First stop - Misol-Ha! Just a short stop though. 30 minutes or so, just a place to view the waterfall from the outside, and inside a little cave you can view an internal one much smaller. Back on the bus, next stop is Agua Azul. Now this place is much more built up and touristy, but still very beautiful, with the sun coloured yellow limestone, smoothed and carved by the water, providing pool after pool of inviting water to swim in, with the colour holding a very strong blue colour much like at Semuc Champey in Guatemala. I stayed with the group a little bit, but then ventured up hill beyond the paths, and pushed my way through some scrub to find my own private small waterfall with pool at the bottom to chill out in. Magic =)
Back in Palenque town, a food festival was cranking
up, but so far it was just corn and the same sweets I'd seen throughout Guatemala so skipping that I went to bed. The town itself, really nothing to see I'm afriad. Lonely Planet's description is pretty dead on for this place!
The next day, the ruins! Pretty damn incredible I've got to say! Yet another different style to those I have seen elsewhere, they start almost as soon as you enter and spread in all directions, with the centre area cleared but some other less restored ones melding with nature, the jungle reclaming it's land. Many temples still have their internal carvings in intricate detail intact. The central temple also has a large well preserved top area with meeting areas, rooms, more larger carvings, various places of ritualistic significane, and all on top of the already rather high strcture. That I haven't seen at any other site. The constant source of noise, howler monkeys, also put on a very impressive sound show, with none of us catching sight of them, letting out sounds that would chill your soul and make you put on your running shoes if you didn't know what they were! There is then a musem
on the way out (When you leave the ruins, keep your ticket!! It is your entry to the Museum over the road!) that is small but clean and impressive, with some of the best write ups on history and culture of the site that I have seen at any site.

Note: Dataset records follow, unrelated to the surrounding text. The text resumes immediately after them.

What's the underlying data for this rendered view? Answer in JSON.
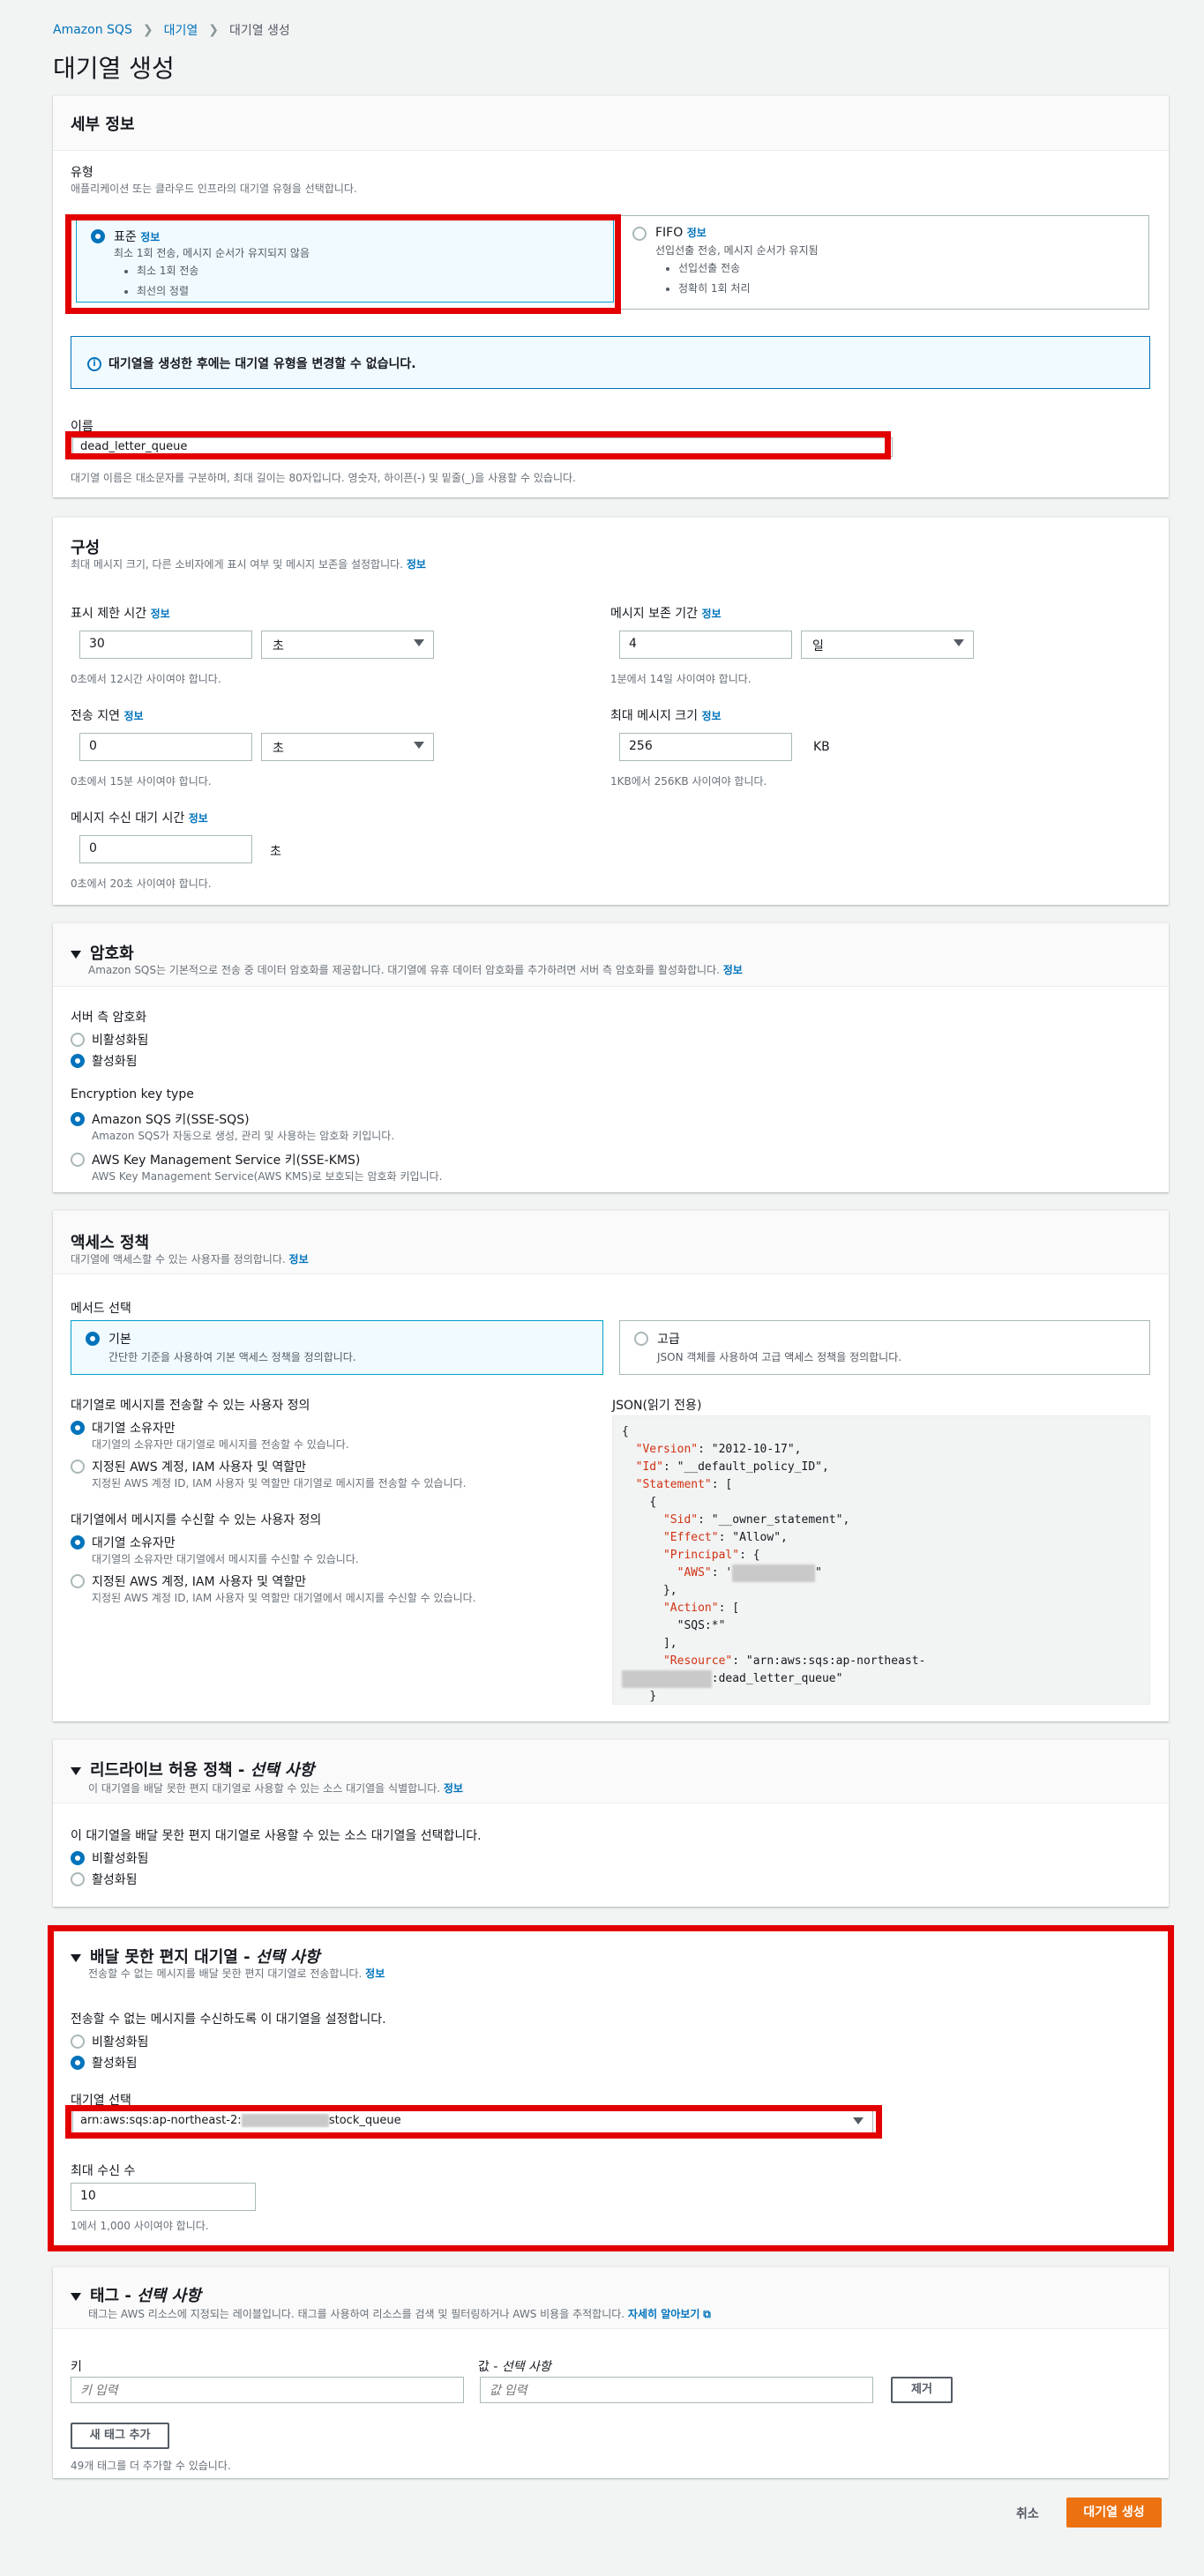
{
  "breadcrumb": {
    "items": [
      "Amazon SQS",
      "대기열",
      "대기열 생성"
    ]
  },
  "page_title": "대기열 생성",
  "details": {
    "title": "세부 정보",
    "type_label": "유형",
    "type_desc": "애플리케이션 또는 클라우드 인프라의 대기열 유형을 선택합니다.",
    "standard": {
      "title": "표준",
      "info": "정보",
      "desc": "최소 1회 전송, 메시지 순서가 유지되지 않음",
      "bullets": [
        "최소 1회 전송",
        "최선의 정렬"
      ]
    },
    "fifo": {
      "title": "FIFO",
      "info": "정보",
      "desc": "선입선출 전송, 메시지 순서가 유지됨",
      "bullets": [
        "선입선출 전송",
        "정확히 1회 처리"
      ]
    },
    "notice": "대기열을 생성한 후에는 대기열 유형을 변경할 수 없습니다.",
    "name_label": "이름",
    "name_value": "dead_letter_queue",
    "name_hint": "대기열 이름은 대소문자를 구분하며, 최대 길이는 80자입니다. 영숫자, 하이픈(-) 및 밑줄(_)을 사용할 수 있습니다."
  },
  "config": {
    "title": "구성",
    "desc": "최대 메시지 크기, 다른 소비자에게 표시 여부 및 메시지 보존을 설정합니다.",
    "info": "정보",
    "visibility": {
      "label": "표시 제한 시간",
      "info": "정보",
      "value": "30",
      "unit": "초",
      "hint": "0초에서 12시간 사이여야 합니다."
    },
    "retention": {
      "label": "메시지 보존 기간",
      "info": "정보",
      "value": "4",
      "unit": "일",
      "hint": "1분에서 14일 사이여야 합니다."
    },
    "delay": {
      "label": "전송 지연",
      "info": "정보",
      "value": "0",
      "unit": "초",
      "hint": "0초에서 15분 사이여야 합니다."
    },
    "max_size": {
      "label": "최대 메시지 크기",
      "info": "정보",
      "value": "256",
      "unit": "KB",
      "hint": "1KB에서 256KB 사이여야 합니다."
    },
    "wait": {
      "label": "메시지 수신 대기 시간",
      "info": "정보",
      "value": "0",
      "unit": "초",
      "hint": "0초에서 20초 사이여야 합니다."
    }
  },
  "encryption": {
    "title": "암호화",
    "desc": "Amazon SQS는 기본적으로 전송 중 데이터 암호화를 제공합니다. 대기열에 유휴 데이터 암호화를 추가하려면 서버 측 암호화를 활성화합니다.",
    "info": "정보",
    "sse_label": "서버 측 암호화",
    "opt_off": "비활성화됨",
    "opt_on": "활성화됨",
    "key_type_label": "Encryption key type",
    "key_sqs": {
      "title": "Amazon SQS 키(SSE-SQS)",
      "desc": "Amazon SQS가 자동으로 생성, 관리 및 사용하는 암호화 키입니다."
    },
    "key_kms": {
      "title": "AWS Key Management Service 키(SSE-KMS)",
      "desc": "AWS Key Management Service(AWS KMS)로 보호되는 암호화 키입니다."
    }
  },
  "access": {
    "title": "액세스 정책",
    "desc": "대기열에 액세스할 수 있는 사용자를 정의합니다.",
    "info": "정보",
    "method_label": "메서드 선택",
    "basic": {
      "title": "기본",
      "desc": "간단한 기준을 사용하여 기본 액세스 정책을 정의합니다."
    },
    "advanced": {
      "title": "고급",
      "desc": "JSON 객체를 사용하여 고급 액세스 정책을 정의합니다."
    },
    "send_label": "대기열로 메시지를 전송할 수 있는 사용자 정의",
    "send_owner": {
      "title": "대기열 소유자만",
      "desc": "대기열의 소유자만 대기열로 메시지를 전송할 수 있습니다."
    },
    "send_specified": {
      "title": "지정된 AWS 계정, IAM 사용자 및 역할만",
      "desc": "지정된 AWS 계정 ID, IAM 사용자 및 역할만 대기열로 메시지를 전송할 수 있습니다."
    },
    "recv_label": "대기열에서 메시지를 수신할 수 있는 사용자 정의",
    "recv_owner": {
      "title": "대기열 소유자만",
      "desc": "대기열의 소유자만 대기열에서 메시지를 수신할 수 있습니다."
    },
    "recv_specified": {
      "title": "지정된 AWS 계정, IAM 사용자 및 역할만",
      "desc": "지정된 AWS 계정 ID, IAM 사용자 및 역할만 대기열에서 메시지를 수신할 수 있습니다."
    },
    "json_label": "JSON(읽기 전용)",
    "json_lines": {
      "l1": "{",
      "l2k": "\"Version\"",
      "l2v": ": \"2012-10-17\",",
      "l3k": "\"Id\"",
      "l3v": ": \"__default_policy_ID\",",
      "l4k": "\"Statement\"",
      "l4v": ": [",
      "l5": "{",
      "l6k": "\"Sid\"",
      "l6v": ": \"__owner_statement\",",
      "l7k": "\"Effect\"",
      "l7v": ": \"Allow\",",
      "l8k": "\"Principal\"",
      "l8v": ": {",
      "l9k": "\"AWS\"",
      "l9v": ": '",
      "l9end": "\"",
      "l10": "},",
      "l11k": "\"Action\"",
      "l11v": ": [",
      "l12": "\"SQS:*\"",
      "l13": "],",
      "l14k": "\"Resource\"",
      "l14v": ": \"arn:aws:sqs:ap-northeast-",
      "l15v": ":dead_letter_queue\"",
      "l16": "}"
    }
  },
  "redrive_allow": {
    "title": "리드라이브 허용 정책 - ",
    "title_opt": "선택 사항",
    "desc": "이 대기열을 배달 못한 편지 대기열로 사용할 수 있는 소스 대기열을 식별합니다.",
    "info": "정보",
    "question": "이 대기열을 배달 못한 편지 대기열로 사용할 수 있는 소스 대기열을 선택합니다.",
    "opt_off": "비활성화됨",
    "opt_on": "활성화됨"
  },
  "dlq": {
    "title": "배달 못한 편지 대기열 - ",
    "title_opt": "선택 사항",
    "desc": "전송할 수 없는 메시지를 배달 못한 편지 대기열로 전송합니다.",
    "info": "정보",
    "question": "전송할 수 없는 메시지를 수신하도록 이 대기열을 설정합니다.",
    "opt_off": "비활성화됨",
    "opt_on": "활성화됨",
    "queue_label": "대기열 선택",
    "queue_prefix": "arn:aws:sqs:ap-northeast-2:",
    "queue_suffix": "stock_queue",
    "max_receives_label": "최대 수신 수",
    "max_receives_value": "10",
    "max_receives_hint": "1에서 1,000 사이여야 합니다."
  },
  "tags": {
    "title": "태그 - ",
    "title_opt": "선택 사항",
    "desc": "태그는 AWS 리소스에 지정되는 레이블입니다. 태그를 사용하여 리소스를 검색 및 필터링하거나 AWS 비용을 추적합니다.",
    "learn_more": "자세히 알아보기",
    "key_label": "키",
    "key_placeholder": "키 입력",
    "value_label": "값 - ",
    "value_label_opt": "선택 사항",
    "value_placeholder": "값 입력",
    "remove_button": "제거",
    "add_button": "새 태그 추가",
    "hint": "49개 태그를 더 추가할 수 있습니다."
  },
  "footer": {
    "cancel": "취소",
    "create": "대기열 생성"
  },
  "colors": {
    "accent": "#0073bb",
    "primary_button": "#ec7211",
    "highlight": "#e20000"
  }
}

Back in Palenque with all done and the bland town all explored, I was happy to be heading onwards to San Cristobal on a night bus! The people of Palenque unfortunately I found way too atuned to tourists, with a smile and a conversation if you're buying something or a frown and a " you just wasted 2 minutes of my life" attitude once they realise you're not going to... but ah well, all good, and no to freezing cold San Cristobal!